Today, afk-mn remains as a sort of Usenet posting relay hub. The first- and second- generation Meowers also became alt.flame regulars. Other bases of Usenet Performance Art, such as alt.alien.vampire.flonk.flonk.flonk, alt.non.sequitur, and alt.stupidity, long bases of Meow action, also traded regulars with the Nose. These groups fused together to form what is now known as the Empire of Meow.

This empire is still growing as you read this, as in 1998 the groups alt.flame.niggers and demon.local were recently annexed much in the same fashion as the ‘Nose. There are hundreds of groups throughout the alt.* heirarchy who have at least heard of the Meow movement… every so often, a troll warning will be posted to these groups, sometimes even warning the inhabitants about elements that the Empire has nothing to do with:

“You will be able to recognize a troll and an impending invasion from alt.syntax.tactical by cascades, numerous appearances of the word ‘meow’, and crossposts to…”

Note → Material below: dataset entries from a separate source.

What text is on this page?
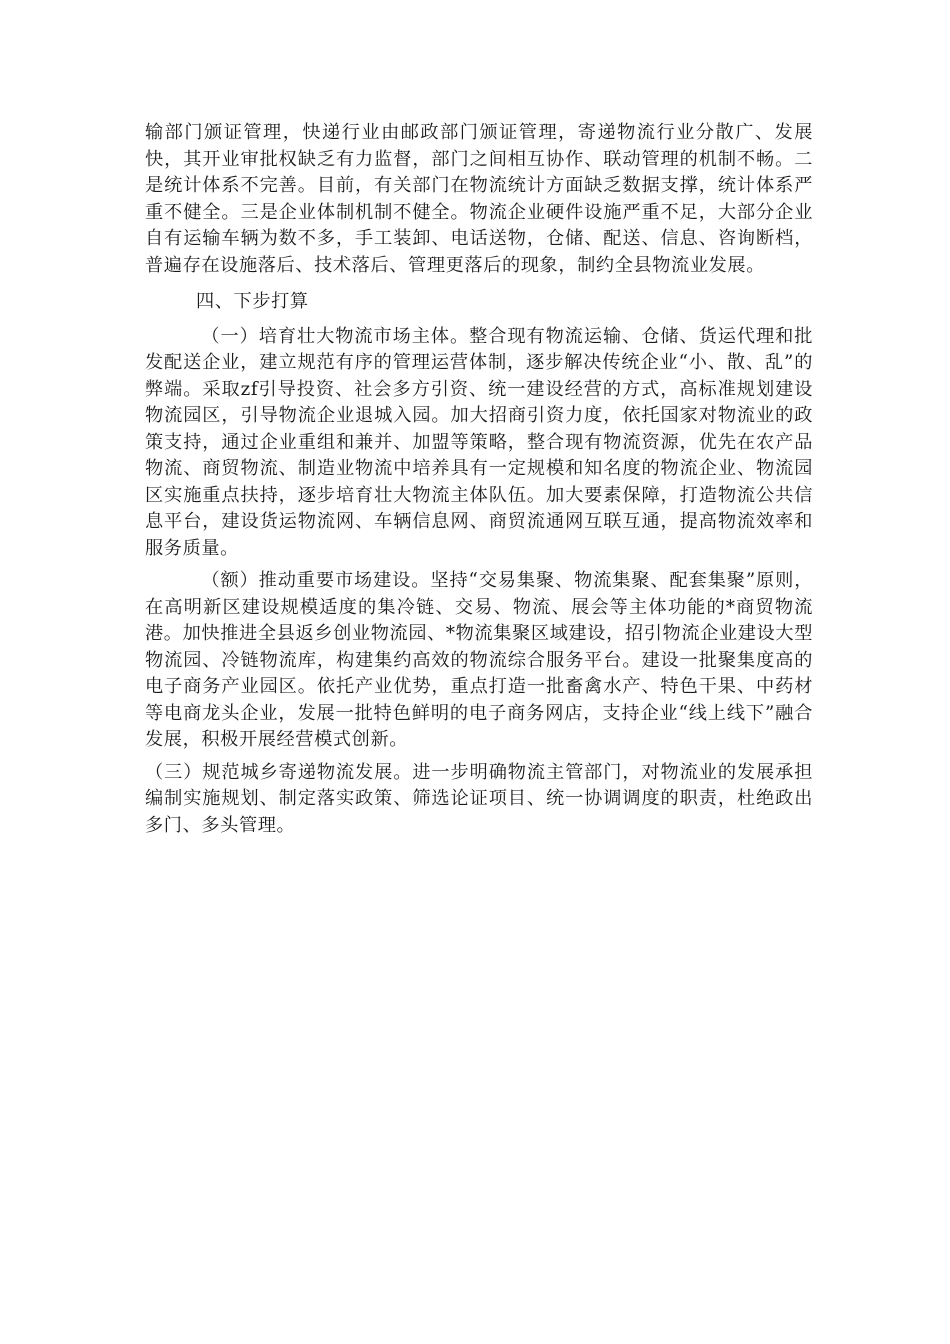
输部门颁证管理，快递行业由邮政部门颁证管理，寄递物流行业分散广、发展快，其开业审批权缺乏有力监督，部门之间相互协作、联动管理的机制不畅。二是统计体系不完善。目前，有关部门在物流统计方面缺乏数据支撑，统计体系严重不健全。三是企业体制机制不健全。物流企业硬件设施严重不足，大部分企业自有运输车辆为数不多，手工装卸、电话送物，仓储、配送、信息、咨询断档，普遍存在设施落后、技术落后、管理更落后的现象，制约全县物流业发展。

四、下步打算

（一）培育壮大物流市场主体。整合现有物流运输、仓储、货运代理和批发配送企业，建立规范有序的管理运营体制，逐步解决传统企业“小、散、乱”的弊端。采取zf引导投资、社会多方引资、统一建设经营的方式，高标准规划建设物流园区，引导物流企业退城入园。加大招商引资力度，依托国家对物流业的政策支持，通过企业重组和兼并、加盟等策略，整合现有物流资源，优先在农产品物流、商贸物流、制造业物流中培养具有一定规模和知名度的物流企业、物流园区实施重点扶持，逐步培育壮大物流主体队伍。加大要素保障，打造物流公共信息平台，建设货运物流网、车辆信息网、商贸流通网互联互通，提高物流效率和服务质量。

（额）推动重要市场建设。坚持“交易集聚、物流集聚、配套集聚”原则，在高明新区建设规模适度的集冷链、交易、物流、展会等主体功能的*商贸物流港。加快推进全县返乡创业物流园、*物流集聚区域建设，招引物流企业建设大型物流园、冷链物流库，构建集约高效的物流综合服务平台。建设一批聚集度高的电子商务产业园区。依托产业优势，重点打造一批畜禽水产、特色干果、中药材等电商龙头企业，发展一批特色鲜明的电子商务网店，支持企业“线上线下”融合发展，积极开展经营模式创新。

（三）规范城乡寄递物流发展。进一步明确物流主管部门，对物流业的发展承担编制实施规划、制定落实政策、筛选论证项目、统一协调调度的职责，杜绝政出多门、多头管理。
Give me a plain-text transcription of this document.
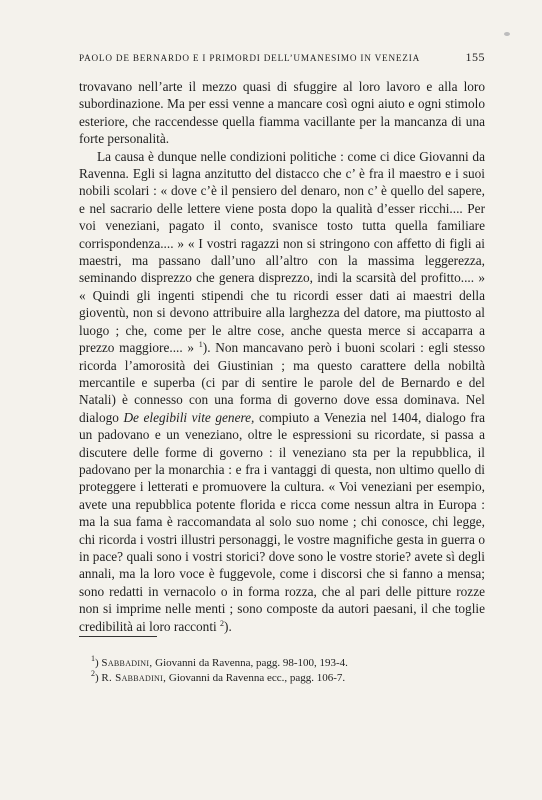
PAOLO DE BERNARDO E I PRIMORDI DELL’UMANESIMO IN VENEZIA	155

trovavano nell’arte il mezzo quasi di sfuggire al loro lavoro e alla loro subordinazione. Ma per essi venne a mancare così ogni aiuto e ogni stimolo esteriore, che raccendesse quella fiamma vacillante per la mancanza di una forte personalità.

La causa è dunque nelle condizioni politiche : come ci dice Giovanni da Ravenna. Egli si lagna anzitutto del distacco che c’ è fra il maestro e i suoi nobili scolari : « dove c’è il pensiero del denaro, non c’ è quello del sapere, e nel sacrario delle lettere viene posta dopo la qualità d’esser ricchi.... Per voi veneziani, pagato il conto, svanisce tosto tutta quella familiare corrispondenza.... » « I vostri ragazzi non si stringono con affetto di figli ai maestri, ma passano dall’uno all’altro con la massima leggerezza, seminando disprezzo che genera disprezzo, indi la scarsità del profitto.... » « Quindi gli ingenti stipendi che tu ricordi esser dati ai maestri della gioventù, non si devono attribuire alla larghezza del datore, ma piuttosto al luogo ; che, come per le altre cose, anche questa merce si accaparra a prezzo maggiore.... » $^1$). Non mancavano però i buoni scolari : egli stesso ricorda l’amorosità dei Giustinian ; ma questo carattere della nobiltà mercantile e superba (ci par di sentire le parole del de Bernardo e del Natali) è connesso con una forma di governo dove essa dominava. Nel dialogo De elegibili vite genere, compiuto a Venezia nel 1404, dialogo fra un padovano e un veneziano, oltre le espressioni su ricordate, si passa a discutere delle forme di governo : il veneziano sta per la repubblica, il padovano per la monarchia : e fra i vantaggi di questa, non ultimo quello di proteggere i letterati e promuovere la cultura. « Voi veneziani per esempio, avete una repubblica potente florida e ricca come nessun altra in Europa : ma la sua fama è raccomandata al solo suo nome ; chi conosce, chi legge, chi ricorda i vostri illustri personaggi, le vostre magnifiche gesta in guerra o in pace? quali sono i vostri storici? dove sono le vostre storie? avete sì degli annali, ma la loro voce è fuggevole, come i discorsi che si fanno a mensa; sono redatti in vernacolo o in forma rozza, che al pari delle pitture rozze non si imprime nelle menti ; sono composte da autori paesani, il che toglie credibilità ai loro racconti $^2$).

$^1$) Sabbadini, Giovanni da Ravenna, pagg. 98-100, 193-4.
$^2$) R. Sabbadini, Giovanni da Ravenna ecc., pagg. 106-7.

Also, throughout its lifetime, the actions of the Empire have seemingly become a convenient scapegoat for real Usenet abuses. In February of 1997, several inhabitants of the ‘Nose were placed under a Usenet Death Penalty, or UDP, for over a week by a certain self-made Usenet “spam canceller”. The crime: cascades. Also, in 1998, Meow became the whipping boy for those persons who wanted a UDP imposed on Altopia News Service, which many Meowers use to post to Usenet, because of the few Altopia users who were committing blatant acts of abuse such as mailbombing and post flooding. These accusers were wont to include relatively harmless acts of off-topic crossposts and cascades in with the real problems. Apparently, there will always be those, like the Harvard kids, who will not tolerate the right that all Usenetters have to act silly, or to have a sense of humor, or to have the view that nothing should be taken too seriously. It should, however, be noted that without the existence of tight-sphinctered conservative snots, there would be no Meow in the first place. Hated or not, it would thus seem that the phenomenon known as MEOW, and its practitioners known as MEOWERS, have forever carved their place among the legends of Usenet, along with the likes of Kibology and the first MMF chain letter. Clealy, sir, the Empire of Meow’s feline vocalizations will be heard forever more throughout Usenet history.

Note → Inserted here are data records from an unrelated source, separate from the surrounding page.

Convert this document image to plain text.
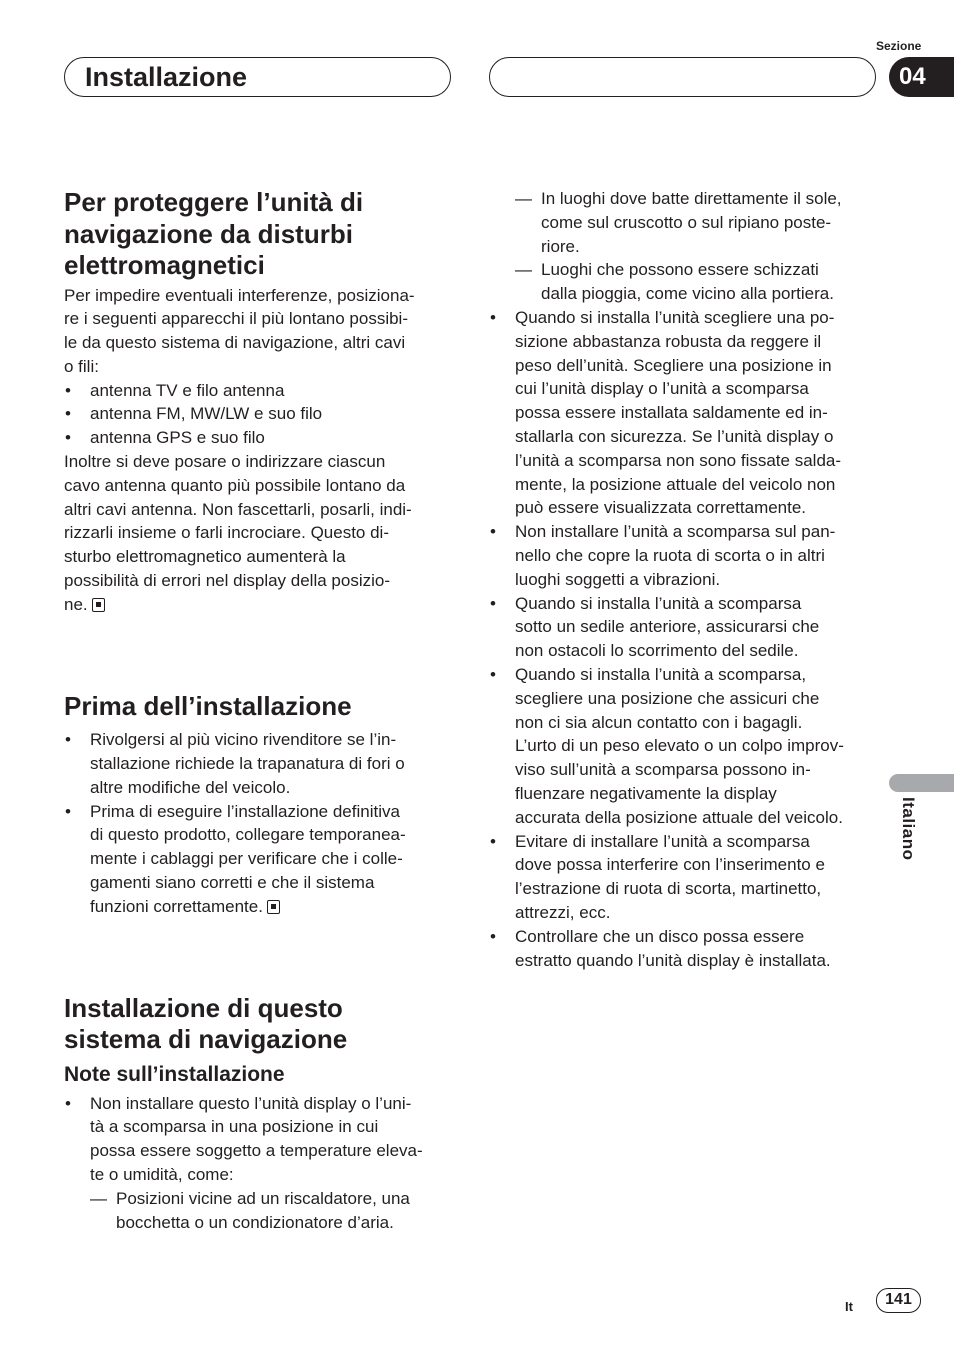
Installazione
Sezione
04
Italiano
Per proteggere l’unità di
navigazione da disturbi
elettromagnetici

Per impedire eventuali interferenze, posiziona-
re i seguenti apparecchi il più lontano possibi-
le da questo sistema di navigazione, altri cavi
o fili:

• antenna TV e filo antenna
• antenna FM, MW/LW e suo filo
• antenna GPS e suo filo

Inoltre si deve posare o indirizzare ciascun
cavo antenna quanto più possibile lontano da
altri cavi antenna. Non fascettarli, posarli, indi-
rizzarli insieme o farli incrociare. Questo di-
sturbo elettromagnetico aumenterà la
possibilità di errori nel display della posizio-
ne.

Prima dell’installazione
• Rivolgersi al più vicino rivenditore se l’in-
stallazione richiede la trapanatura di fori o
altre modifiche del veicolo.
• Prima di eseguire l’installazione definitiva
di questo prodotto, collegare temporanea-
mente i cablaggi per verificare che i colle-
gamenti siano corretti e che il sistema
funzioni correttamente.
Installazione di questo
sistema di navigazione
Note sull’installazione
• Non installare questo l’unità display o l’uni-
tà a scomparsa in una posizione in cui
possa essere soggetto a temperature eleva-
te o umidità, come:
— Posizioni vicine ad un riscaldatore, una
bocchetta o un condizionatore d’aria.
— In luoghi dove batte direttamente il sole,
come sul cruscotto o sul ripiano poste-
riore.
— Luoghi che possono essere schizzati
dalla pioggia, come vicino alla portiera.
• Quando si installa l’unità scegliere una po-
sizione abbastanza robusta da reggere il
peso dell’unità. Scegliere una posizione in
cui l’unità display o l’unità a scomparsa
possa essere installata saldamente ed in-
stallarla con sicurezza. Se l’unità display o
l’unità a scomparsa non sono fissate salda-
mente, la posizione attuale del veicolo non
può essere visualizzata correttamente.
• Non installare l’unità a scomparsa sul pan-
nello che copre la ruota di scorta o in altri
luoghi soggetti a vibrazioni.
• Quando si installa l’unità a scomparsa
sotto un sedile anteriore, assicurarsi che
non ostacoli lo scorrimento del sedile.
• Quando si installa l’unità a scomparsa,
scegliere una posizione che assicuri che
non ci sia alcun contatto con i bagagli.
L’urto di un peso elevato o un colpo improv-
viso sull’unità a scomparsa possono in-
fluenzare negativamente la display
accurata della posizione attuale del veicolo.
• Evitare di installare l’unità a scomparsa
dove possa interferire con l’inserimento e
l’estrazione di ruota di scorta, martinetto,
attrezzi, ecc.
• Controllare che un disco possa essere
estratto quando l’unità display è installata.
It	141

Like the GNAA and BBS-based groups like ANUS, contemporary trolls do the same thing as USENET trolls: they skewer sacred cows, introduce an atmosphere of apocalyptic carnival revelry, and then allow us through derangement of the senses to see what we are denying.

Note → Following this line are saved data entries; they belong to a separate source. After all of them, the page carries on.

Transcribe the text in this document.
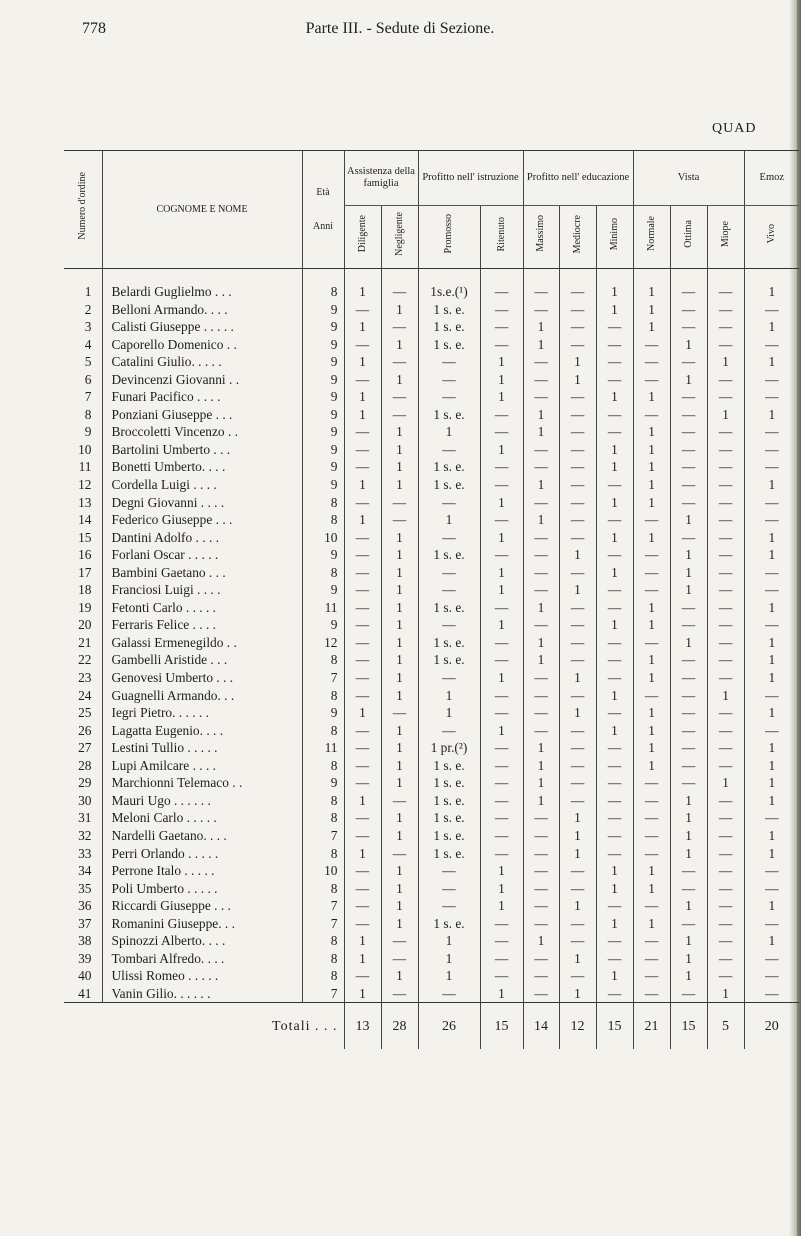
778	Parte III. - Sedute di Sezione.
QUAD
Numero d'ordine	COGNOME E NOME	Età
Anni	Assistenza della famiglia		Profitto nell' istruzione		Profitto nell' educazione			Vista			Emoz
			Diligente	Negligente	Promosso	Ritenuto	Massimo	Mediocre	Minimo	Normale	Ottima	Miope	Vivo

1	Belardi Guglielmo . . .	8	1	—	1s.e.(¹)	—	—	—	1	1	—	—	1
2	Belloni Armando. . . .	9	—	1	1 s. e.	—	—	—	1	1	—	—	—
3	Calisti Giuseppe . . . . .	9	1	—	1 s. e.	—	1	—	—	1	—	—	1
4	Caporello Domenico . .	9	—	1	1 s. e.	—	1	—	—	—	1	—	—
5	Catalini Giulio. . . . .	9	1	—	—	1	—	1	—	—	—	1	1
6	Devincenzi Giovanni . .	9	—	1	—	1	—	1	—	—	1	—	—
7	Funari Pacifico . . . .	9	1	—	—	1	—	—	1	1	—	—	—
8	Ponziani Giuseppe . . .	9	1	—	1 s. e.	—	1	—	—	—	—	1	1
9	Broccoletti Vincenzo . .	9	—	1	1	—	1	—	—	1	—	—	—
10	Bartolini Umberto . . .	9	—	1	—	1	—	—	1	1	—	—	—
11	Bonetti Umberto. . . .	9	—	1	1 s. e.	—	—	—	1	1	—	—	—
12	Cordella Luigi . . . .	9	1	1	1 s. e.	—	1	—	—	1	—	—	1
13	Degni Giovanni . . . .	8	—	—	—	1	—	—	1	1	—	—	—
14	Federico Giuseppe . . .	8	1	—	1	—	1	—	—	—	1	—	—
15	Dantini Adolfo . . . .	10	—	1	—	1	—	—	1	1	—	—	1
16	Forlani Oscar . . . . .	9	—	1	1 s. e.	—	—	1	—	—	1	—	1
17	Bambini Gaetano . . .	8	—	1	—	1	—	—	1	—	1	—	—
18	Franciosi Luigi . . . .	9	—	1	—	1	—	1	—	—	1	—	—
19	Fetonti Carlo . . . . .	11	—	1	1 s. e.	—	1	—	—	1	—	—	1
20	Ferraris Felice . . . .	9	—	1	—	1	—	—	1	1	—	—	—
21	Galassi Ermenegildo . .	12	—	1	1 s. e.	—	1	—	—	—	1	—	1
22	Gambelli Aristide . . .	8	—	1	1 s. e.	—	1	—	—	1	—	—	1
23	Genovesi Umberto . . .	7	—	1	—	1	—	1	—	1	—	—	1
24	Guagnelli Armando. . .	8	—	1	1	—	—	—	1	—	—	1	—
25	Iegri Pietro. . . . . .	9	1	—	1	—	—	1	—	1	—	—	1
26	Lagatta Eugenio. . . .	8	—	1	—	1	—	—	1	1	—	—	—
27	Lestini Tullio . . . . .	11	—	1	1 pr.(²)	—	1	—	—	1	—	—	1
28	Lupi Amilcare . . . .	8	—	1	1 s. e.	—	1	—	—	1	—	—	1
29	Marchionni Telemaco . .	9	—	1	1 s. e.	—	1	—	—	—	—	1	1
30	Mauri Ugo . . . . . .	8	1	—	1 s. e.	—	1	—	—	—	1	—	1
31	Meloni Carlo . . . . .	8	—	1	1 s. e.	—	—	1	—	—	1	—	—
32	Nardelli Gaetano. . . .	7	—	1	1 s. e.	—	—	1	—	—	1	—	1
33	Perri Orlando . . . . .	8	1	—	1 s. e.	—	—	1	—	—	1	—	1
34	Perrone Italo . . . . .	10	—	1	—	1	—	—	1	1	—	—	—
35	Poli Umberto . . . . .	8	—	1	—	1	—	—	1	1	—	—	—
36	Riccardi Giuseppe . . .	7	—	1	—	1	—	1	—	—	1	—	1
37	Romanini Giuseppe. . .	7	—	1	1 s. e.	—	—	—	1	1	—	—	—
38	Spinozzi Alberto. . . .	8	1	—	1	—	1	—	—	—	1	—	1
39	Tombari Alfredo. . . .	8	1	—	1	—	—	1	—	—	1	—	—
40	Ulissi Romeo . . . . .	8	—	1	1	—	—	—	1	—	1	—	—
41	Vanin Gilio. . . . . .	7	1	—	—	1	—	1	—	—	—	1	—
Totali . . .			13	28	26	15	14	12	15	21	15	5	20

Literature does the same thing, as does philosophy. Humanity is a solipsistic beast that is forever trying to understand what it knows but will not let itself see. By introducing chaos, trolls subvert the groupthink, and allow a wider scope of discourse, sort of like kicking open the Overton Window.

In other words, if you want to think clearly about God, you must let the Devil walk among you and speak his piece.

It turns out that science may support the trolls, because suspending judgmental groupthink allows people to be more honest because there is a lesser penalty for admitting that previous “facts” were in fact not actual, real, and accurate:

When challenged to confess that they had told a lie, only 56% of participants did. But in another group, where participants were told they would probably not be judged harshly, 92% chose to reveal their lies.

Part of our problem is “truth.” Truth exists only in individual human minds; when people speak of it, they are forming groupthink, instead of engaging in the competitive market for more accurate depictions of the representation of a representation we know as reality.

We can work with a representation of a representation. We cannot work with an enforced universal quantification of that representation of a representation, called “truth” or “everybody agrees,” that then excludes any contrary data or opinion because that is seen as a threat to the unity of the group.

Should humanity make it over its current hump and not simply devolve to hominids, future historians will see our present time as an era of change when we left behind mass manipulation by the masses, and moved to competing for more accurate depictions of reality.